レビュー
概要
『クレヨンしんちゃん』1巻は、野原家のごく日常を舞台に、5歳のしんちゃんの暴走と大人たちのツッコミを交互に積み上げるショートギャグ集。ひろし・みさえ・ひまわり・ネネちゃん・ボーちゃんといった家族がほぼ毎話登場し、それぞれの視点で「お行儀の悪い」しんちゃんを受け止める様子が描かれている。1巻では幼稚園での混沌、映画館での騒動、しんちゃん流のお手伝い、パパとママの悩みなど、多彩な舞台が詰め込まれており、しんちゃんの「下ネタ」や「いやらしさ」がくすっと笑えるスパイスになっている。
読みどころ
- ひろしが仕事と家事の板挟みになりながら「家族のやり直し」を試みるエピソードや、みさえが夫に対して本音をぶつける場面では、しんちゃんのギャグが一瞬シリアスな空気に入り込み、笑いと共感が複層的になる。
- 幼稚園でのしんちゃんの行動や、なぞなぞをめぐるエピソードは遊びのリズムがよく、コマ割りがフレキシブルで台詞回しもライト。幼児の動きを大人目線で俯瞰したショートギャグとして、テンポよく場面展開が変わる。

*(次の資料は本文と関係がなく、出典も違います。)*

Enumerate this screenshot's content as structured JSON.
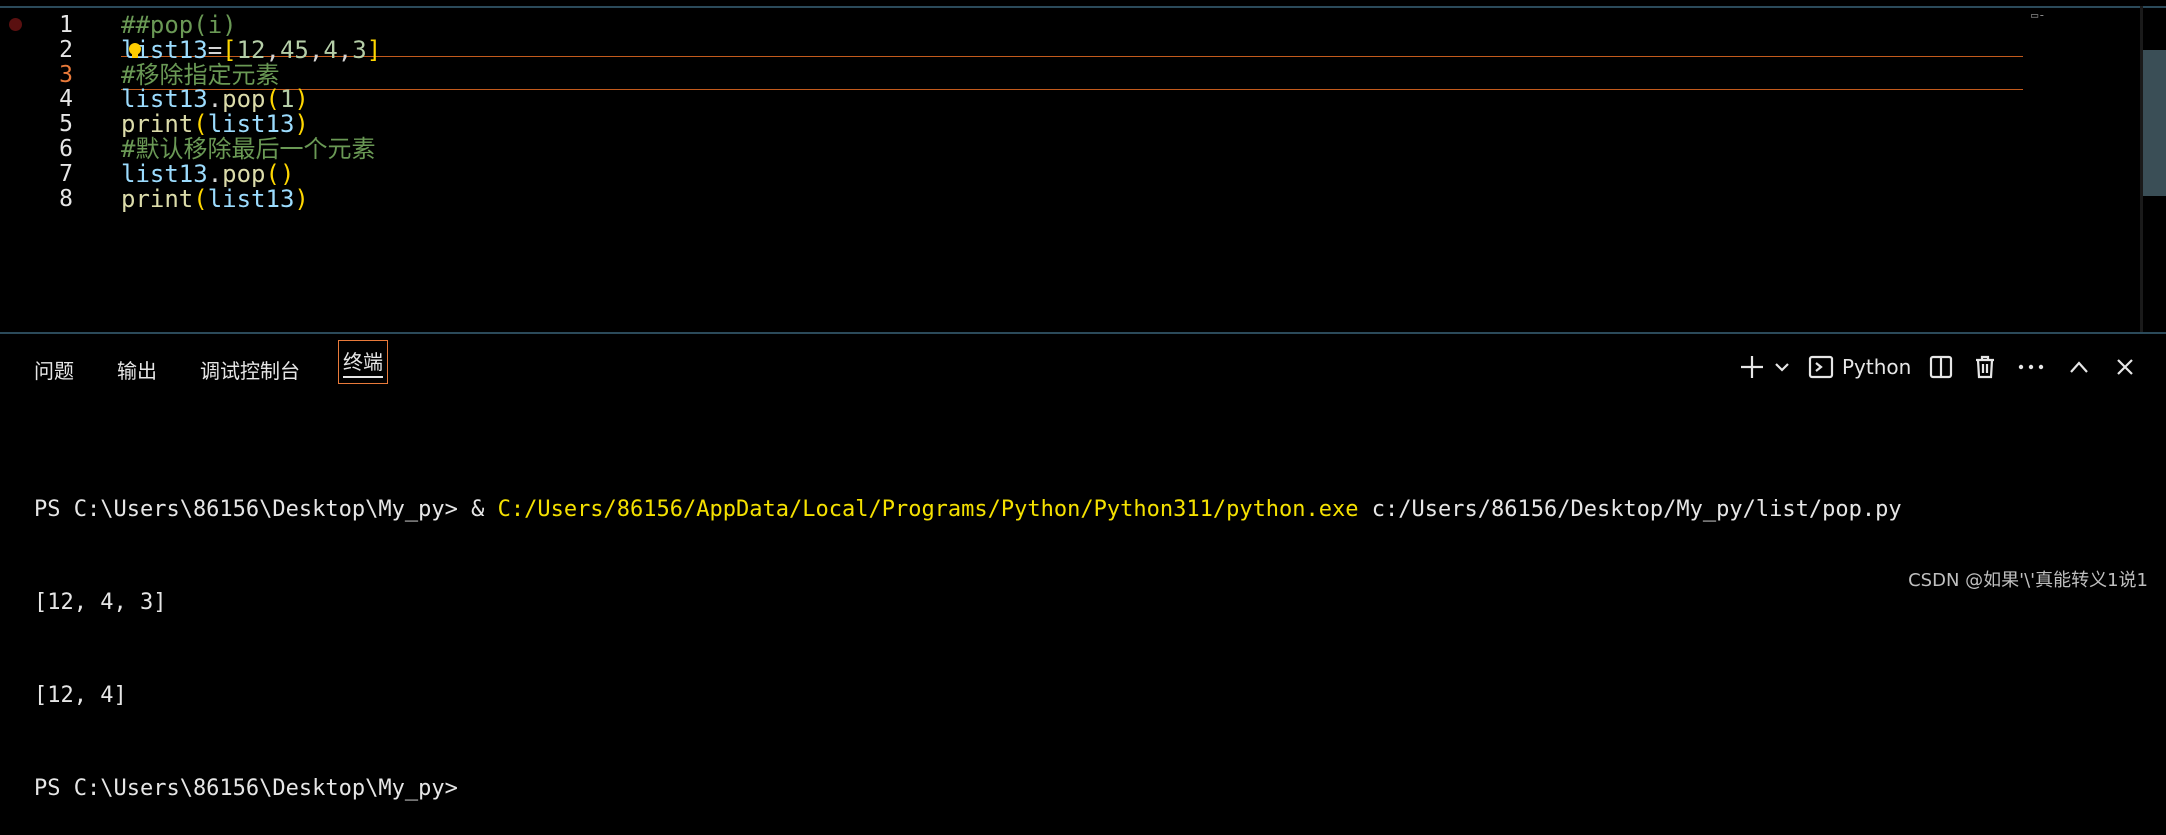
{
  "editor": {
    "lines": [
      {
        "num": "1",
        "tokens": [
          {
            "t": "##pop(i)",
            "c": "comment"
          }
        ]
      },
      {
        "num": "2",
        "tokens": [
          {
            "t": "list13",
            "c": "var"
          },
          {
            "t": "=",
            "c": "pl"
          },
          {
            "t": "[",
            "c": "brk"
          },
          {
            "t": "12",
            "c": "num"
          },
          {
            "t": ",",
            "c": "pl"
          },
          {
            "t": "45",
            "c": "num"
          },
          {
            "t": ",",
            "c": "pl"
          },
          {
            "t": "4",
            "c": "num"
          },
          {
            "t": ",",
            "c": "pl"
          },
          {
            "t": "3",
            "c": "num"
          },
          {
            "t": "]",
            "c": "brk"
          }
        ]
      },
      {
        "num": "3",
        "tokens": [
          {
            "t": "#移除指定元素",
            "c": "comment"
          }
        ],
        "active": true
      },
      {
        "num": "4",
        "tokens": [
          {
            "t": "list13",
            "c": "var"
          },
          {
            "t": ".",
            "c": "pl"
          },
          {
            "t": "pop",
            "c": "fn"
          },
          {
            "t": "(",
            "c": "brk"
          },
          {
            "t": "1",
            "c": "num"
          },
          {
            "t": ")",
            "c": "brk"
          }
        ]
      },
      {
        "num": "5",
        "tokens": [
          {
            "t": "print",
            "c": "fn"
          },
          {
            "t": "(",
            "c": "brk"
          },
          {
            "t": "list13",
            "c": "var"
          },
          {
            "t": ")",
            "c": "brk"
          }
        ]
      },
      {
        "num": "6",
        "tokens": [
          {
            "t": "#默认移除最后一个元素",
            "c": "comment"
          }
        ]
      },
      {
        "num": "7",
        "tokens": [
          {
            "t": "list13",
            "c": "var"
          },
          {
            "t": ".",
            "c": "pl"
          },
          {
            "t": "pop",
            "c": "fn"
          },
          {
            "t": "()",
            "c": "brk"
          }
        ]
      },
      {
        "num": "8",
        "tokens": [
          {
            "t": "print",
            "c": "fn"
          },
          {
            "t": "(",
            "c": "brk"
          },
          {
            "t": "list13",
            "c": "var"
          },
          {
            "t": ")",
            "c": "brk"
          }
        ]
      }
    ]
  },
  "panel": {
    "tabs": [
      {
        "id": "problems",
        "label": "问题"
      },
      {
        "id": "output",
        "label": "输出"
      },
      {
        "id": "debug-console",
        "label": "调试控制台"
      },
      {
        "id": "terminal",
        "label": "终端",
        "active": true
      }
    ],
    "terminal_profile": "Python",
    "icons": [
      "plus-icon",
      "chevron-down-icon",
      "terminal-icon",
      "split-icon",
      "trash-icon",
      "more-icon",
      "chevron-up-icon",
      "close-icon"
    ]
  },
  "terminal": {
    "line1_prompt": "PS C:\\Users\\86156\\Desktop\\My_py> & ",
    "line1_exe": "C:/Users/86156/AppData/Local/Programs/Python/Python311/python.exe",
    "line1_script": " c:/Users/86156/Desktop/My_py/list/pop.py",
    "line2": "[12, 4, 3]",
    "line3": "[12, 4]",
    "line4": "PS C:\\Users\\86156\\Desktop\\My_py> "
  },
  "watermark": "CSDN @如果'\\'真能转义1说1",
  "colors": {
    "comment": "#6a9955",
    "variable": "#9cdcfe",
    "number": "#b5cea8",
    "function": "#dcdcaa",
    "bracket": "#ffd700",
    "exe_path": "#f5e100",
    "active_border": "#e97a3a"
  }
}
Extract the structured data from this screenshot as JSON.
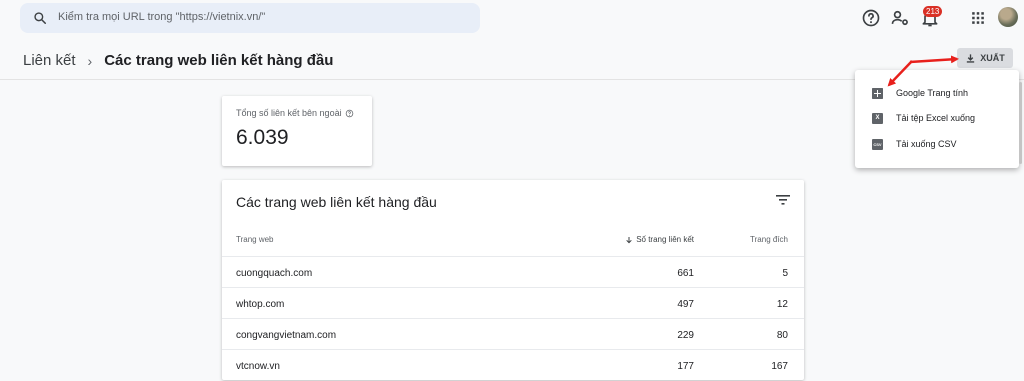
{
  "search": {
    "placeholder": "Kiểm tra mọi URL trong \"https://vietnix.vn/\""
  },
  "topbar": {
    "notification_count": "213"
  },
  "breadcrumb": {
    "parent": "Liên kết",
    "separator": "›",
    "current": "Các trang web liên kết hàng đầu"
  },
  "export": {
    "label": "XUẤT"
  },
  "export_menu": {
    "items": [
      {
        "label": "Google Trang tính",
        "icon": "sheets-icon"
      },
      {
        "label": "Tải tệp Excel xuống",
        "icon_text": "X"
      },
      {
        "label": "Tải xuống CSV",
        "icon_text": "CSV"
      }
    ]
  },
  "summary": {
    "label": "Tổng số liên kết bên ngoài",
    "value": "6.039"
  },
  "table": {
    "title": "Các trang web liên kết hàng đầu",
    "columns": [
      "Trang web",
      "Số trang liên kết",
      "Trang đích"
    ],
    "rows": [
      [
        "cuongquach.com",
        "661",
        "5"
      ],
      [
        "whtop.com",
        "497",
        "12"
      ],
      [
        "congvangvietnam.com",
        "229",
        "80"
      ],
      [
        "vtcnow.vn",
        "177",
        "167"
      ]
    ]
  },
  "colors": {
    "annotation_arrow": "#e8201c",
    "badge": "#d93025",
    "search_bg": "#e8eef8"
  }
}
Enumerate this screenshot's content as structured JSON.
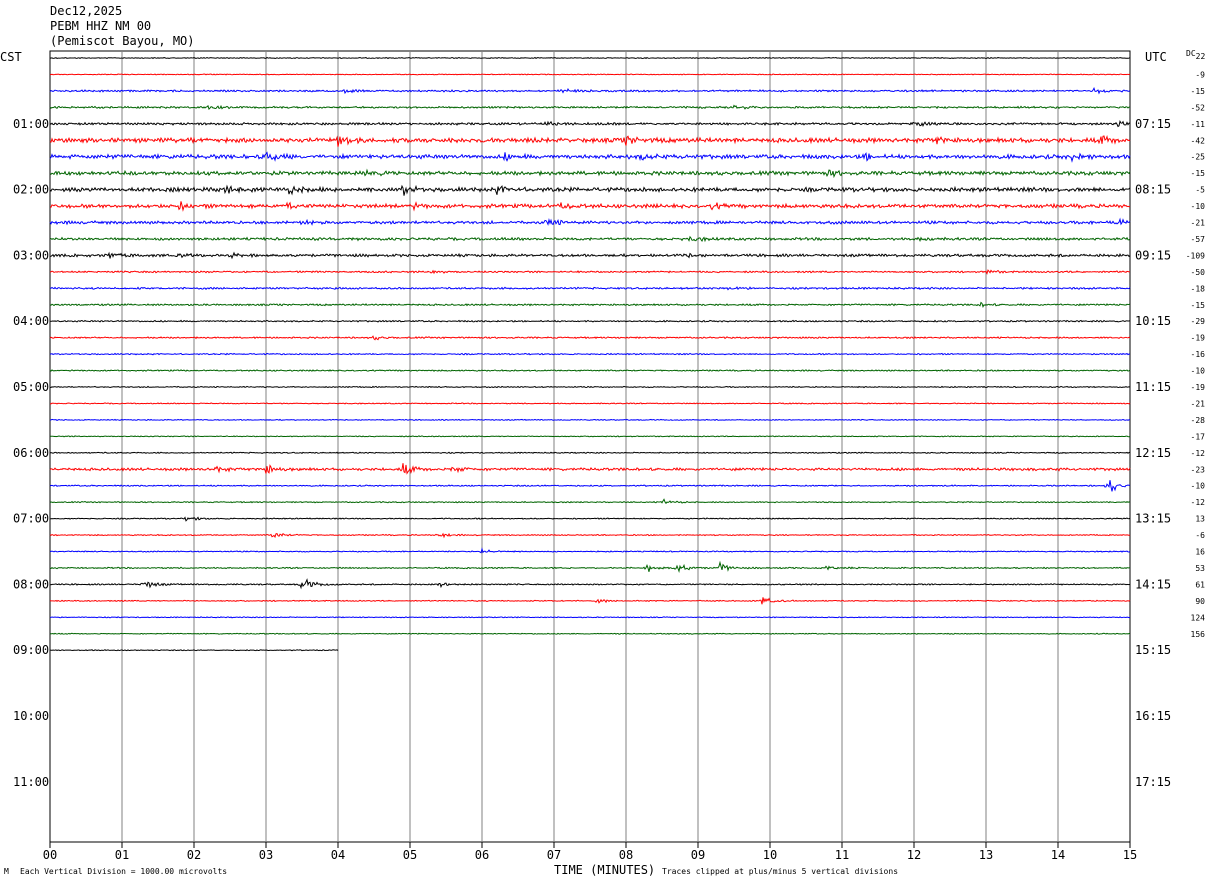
{
  "header": {
    "date": "Dec12,2025",
    "station": "PEBM HHZ NM 00",
    "location": "(Pemiscot Bayou, MO)",
    "left_zone": "CST",
    "right_zone": "UTC",
    "dc_label": "DC",
    "dc_sub": "22"
  },
  "footer": {
    "scale_note": "Each Vertical Division = 1000.00 microvolts",
    "xlabel": "TIME (MINUTES)",
    "clip_note": "Traces clipped at plus/minus 5 vertical divisions",
    "corner_mark": "M"
  },
  "chart_data": {
    "type": "line",
    "title": "PEBM HHZ NM 00 (Pemiscot Bayou, MO) Dec12,2025",
    "xlabel": "TIME (MINUTES)",
    "xlim": [
      0,
      15
    ],
    "x_ticks": [
      "00",
      "01",
      "02",
      "03",
      "04",
      "05",
      "06",
      "07",
      "08",
      "09",
      "10",
      "11",
      "12",
      "13",
      "14",
      "15"
    ],
    "rows_per_hour": 4,
    "minutes_per_row": 15,
    "grid": true,
    "colors": [
      "#000000",
      "#ff0000",
      "#0000ff",
      "#006400"
    ],
    "left_hour_labels": [
      "01:00",
      "02:00",
      "03:00",
      "04:00",
      "05:00",
      "06:00",
      "07:00",
      "08:00",
      "09:00",
      "10:00",
      "11:00"
    ],
    "right_hour_labels": [
      "07:15",
      "08:15",
      "09:15",
      "10:15",
      "11:15",
      "12:15",
      "13:15",
      "14:15",
      "15:15",
      "16:15",
      "17:15"
    ],
    "dc_offsets": [
      "-9",
      "-15",
      "-52",
      "-11",
      "-42",
      "-25",
      "-15",
      "-5",
      "-10",
      "-21",
      "-57",
      "-109",
      "-50",
      "-18",
      "-15",
      "-29",
      "-19",
      "-16",
      "-10",
      "-19",
      "-21",
      "-28",
      "-17",
      "-12",
      "-23",
      "-10",
      "-12",
      "13",
      "-6",
      "16",
      "53",
      "61",
      "90",
      "124",
      "156"
    ],
    "traces": [
      {
        "row": 0,
        "noise": 0.5,
        "end": 15,
        "events": []
      },
      {
        "row": 1,
        "noise": 0.45,
        "end": 15,
        "events": []
      },
      {
        "row": 2,
        "noise": 1.0,
        "end": 15,
        "events": [
          {
            "t": 4.1,
            "a": 2
          },
          {
            "t": 7.1,
            "a": 2
          },
          {
            "t": 14.5,
            "a": 2.5
          }
        ]
      },
      {
        "row": 3,
        "noise": 1.0,
        "end": 15,
        "events": [
          {
            "t": 2.2,
            "a": 2
          },
          {
            "t": 9.5,
            "a": 1.8
          }
        ]
      },
      {
        "row": 4,
        "noise": 1.2,
        "end": 15,
        "events": [
          {
            "t": 12.0,
            "a": 4
          },
          {
            "t": 6.9,
            "a": 2
          },
          {
            "t": 14.8,
            "a": 3
          }
        ]
      },
      {
        "row": 5,
        "noise": 2.4,
        "end": 15,
        "events": [
          {
            "t": 4.0,
            "a": 5
          },
          {
            "t": 8.0,
            "a": 3.5
          },
          {
            "t": 12.3,
            "a": 3
          },
          {
            "t": 14.6,
            "a": 4
          }
        ]
      },
      {
        "row": 6,
        "noise": 2.2,
        "end": 15,
        "events": [
          {
            "t": 3.0,
            "a": 5
          },
          {
            "t": 6.3,
            "a": 3
          },
          {
            "t": 8.2,
            "a": 3
          },
          {
            "t": 11.3,
            "a": 3.5
          },
          {
            "t": 14.2,
            "a": 3.5
          }
        ]
      },
      {
        "row": 7,
        "noise": 2.0,
        "end": 15,
        "events": [
          {
            "t": 4.4,
            "a": 3
          },
          {
            "t": 10.8,
            "a": 3
          }
        ]
      },
      {
        "row": 8,
        "noise": 2.2,
        "end": 15,
        "events": [
          {
            "t": 2.4,
            "a": 4
          },
          {
            "t": 3.3,
            "a": 4
          },
          {
            "t": 4.9,
            "a": 5
          },
          {
            "t": 6.2,
            "a": 3.5
          }
        ]
      },
      {
        "row": 9,
        "noise": 2.0,
        "end": 15,
        "events": [
          {
            "t": 1.8,
            "a": 3.5
          },
          {
            "t": 3.3,
            "a": 3
          },
          {
            "t": 5.0,
            "a": 3
          },
          {
            "t": 7.1,
            "a": 3
          },
          {
            "t": 9.2,
            "a": 3
          }
        ]
      },
      {
        "row": 10,
        "noise": 1.6,
        "end": 15,
        "events": [
          {
            "t": 6.9,
            "a": 5
          },
          {
            "t": 14.8,
            "a": 4
          },
          {
            "t": 3.5,
            "a": 2
          }
        ]
      },
      {
        "row": 11,
        "noise": 1.4,
        "end": 15,
        "events": [
          {
            "t": 8.9,
            "a": 2.5
          },
          {
            "t": 12.1,
            "a": 2
          }
        ]
      },
      {
        "row": 12,
        "noise": 1.4,
        "end": 15,
        "events": [
          {
            "t": 0.8,
            "a": 3.5
          },
          {
            "t": 1.8,
            "a": 2.5
          },
          {
            "t": 2.5,
            "a": 2.5
          },
          {
            "t": 8.8,
            "a": 2
          }
        ]
      },
      {
        "row": 13,
        "noise": 0.9,
        "end": 15,
        "events": [
          {
            "t": 5.3,
            "a": 2
          },
          {
            "t": 13.0,
            "a": 2
          }
        ]
      },
      {
        "row": 14,
        "noise": 1.0,
        "end": 15,
        "events": [
          {
            "t": 9.4,
            "a": 2
          }
        ]
      },
      {
        "row": 15,
        "noise": 0.9,
        "end": 15,
        "events": [
          {
            "t": 12.9,
            "a": 2
          }
        ]
      },
      {
        "row": 16,
        "noise": 0.8,
        "end": 15,
        "events": []
      },
      {
        "row": 17,
        "noise": 0.8,
        "end": 15,
        "events": [
          {
            "t": 4.5,
            "a": 2
          }
        ]
      },
      {
        "row": 18,
        "noise": 0.7,
        "end": 15,
        "events": []
      },
      {
        "row": 19,
        "noise": 0.7,
        "end": 15,
        "events": []
      },
      {
        "row": 20,
        "noise": 0.6,
        "end": 15,
        "events": []
      },
      {
        "row": 21,
        "noise": 0.55,
        "end": 15,
        "events": []
      },
      {
        "row": 22,
        "noise": 0.5,
        "end": 15,
        "events": []
      },
      {
        "row": 23,
        "noise": 0.5,
        "end": 15,
        "events": []
      },
      {
        "row": 24,
        "noise": 0.6,
        "end": 15,
        "events": []
      },
      {
        "row": 25,
        "noise": 1.4,
        "end": 15,
        "events": [
          {
            "t": 3.0,
            "a": 5
          },
          {
            "t": 4.9,
            "a": 6
          },
          {
            "t": 5.6,
            "a": 4
          },
          {
            "t": 2.3,
            "a": 3
          }
        ]
      },
      {
        "row": 26,
        "noise": 0.7,
        "end": 15,
        "events": [
          {
            "t": 14.7,
            "a": 8
          }
        ]
      },
      {
        "row": 27,
        "noise": 0.6,
        "end": 15,
        "events": [
          {
            "t": 8.5,
            "a": 3
          }
        ]
      },
      {
        "row": 28,
        "noise": 0.6,
        "end": 15,
        "events": [
          {
            "t": 1.9,
            "a": 3
          }
        ]
      },
      {
        "row": 29,
        "noise": 0.6,
        "end": 15,
        "events": [
          {
            "t": 3.1,
            "a": 3.5
          },
          {
            "t": 5.4,
            "a": 2.5
          }
        ]
      },
      {
        "row": 30,
        "noise": 0.6,
        "end": 15,
        "events": [
          {
            "t": 6.0,
            "a": 2.5
          }
        ]
      },
      {
        "row": 31,
        "noise": 0.7,
        "end": 15,
        "events": [
          {
            "t": 8.3,
            "a": 4
          },
          {
            "t": 8.7,
            "a": 5
          },
          {
            "t": 9.3,
            "a": 5
          },
          {
            "t": 10.8,
            "a": 3
          }
        ]
      },
      {
        "row": 32,
        "noise": 0.7,
        "end": 15,
        "events": [
          {
            "t": 1.3,
            "a": 5
          },
          {
            "t": 3.5,
            "a": 8
          },
          {
            "t": 5.4,
            "a": 3
          }
        ]
      },
      {
        "row": 33,
        "noise": 0.6,
        "end": 15,
        "events": [
          {
            "t": 9.9,
            "a": 7
          },
          {
            "t": 7.6,
            "a": 2
          }
        ]
      },
      {
        "row": 34,
        "noise": 0.5,
        "end": 15,
        "events": []
      },
      {
        "row": 35,
        "noise": 0.5,
        "end": 15,
        "events": []
      },
      {
        "row": 36,
        "noise": 0.5,
        "end": 4,
        "events": []
      }
    ]
  }
}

- 第4話あたりでは、しんちゃんの「白い粉事件」的なドタバタと大人たちの神経の擦り減り、そこにやさしく寄り添う周囲の頼もしさが描かれる。この本を通して、騒がしい日常の中にある家族の信頼や不器用な温かさをじっくり感じられる。
類書との比較
『こちら葛飾区亀有公園前派出所』のような一話完結ギャグに通じる自由度と、同時期の『サザエさん』的な家族観を併せ持ち、『日常』ほどシュールでも『浦安鉄筋家族』ほどマニアックでもないバランスがこのシリーズの強みだ。しんちゃんの突飛な行動が家族のリアリティを強調し、笑いの輪郭を太くしている点では『あたしンち』にも似た温度感があるが、しんちゃんの突拍子もない発言が世界観を完全に壊してしまうギリギリのラインを狙う点で唯一無二の地味な危うさを持つ。
こんな人におすすめ
- 少年マンガ以上に家族の日常ギャグを素直に笑いたい読者。
- しんちゃんシリーズをこれから読みたいが、どこから始めていいかわからない人。
- 子ども目線の突飛な理屈と、大人の冷静なツッコミの落差に軽い痛快さを感じたい人。
感想
初期のしんちゃんは今よりさらに自由奔放で、「おねえちゃんとのお遊戯会」や「父親のストレス」という日常の些細な恐怖を、笑い飛ばしながら暴力的なパワーで突き抜ける。本作を読んでいると、幼児の脳内で何が起きているのかを覗き込んでいるようなスリルがあり、読後には家族の騒音と笑い声が脳内で繰り返される。 しんちゃんが言う「こんなの聞いたことない」や、ネネちゃんの真面目さとのコントラストが一話ごとに新鮮で、テンポ重視のコマ割りが読者の集中を切らせない。笑いを取るだけでなく、家族の結束やパパ・ママの歯車の噛み合わせをさりげなく描いているため、笑いとしんみりした余韻の両方を楽しみたい人にはぴったりの出発点になる。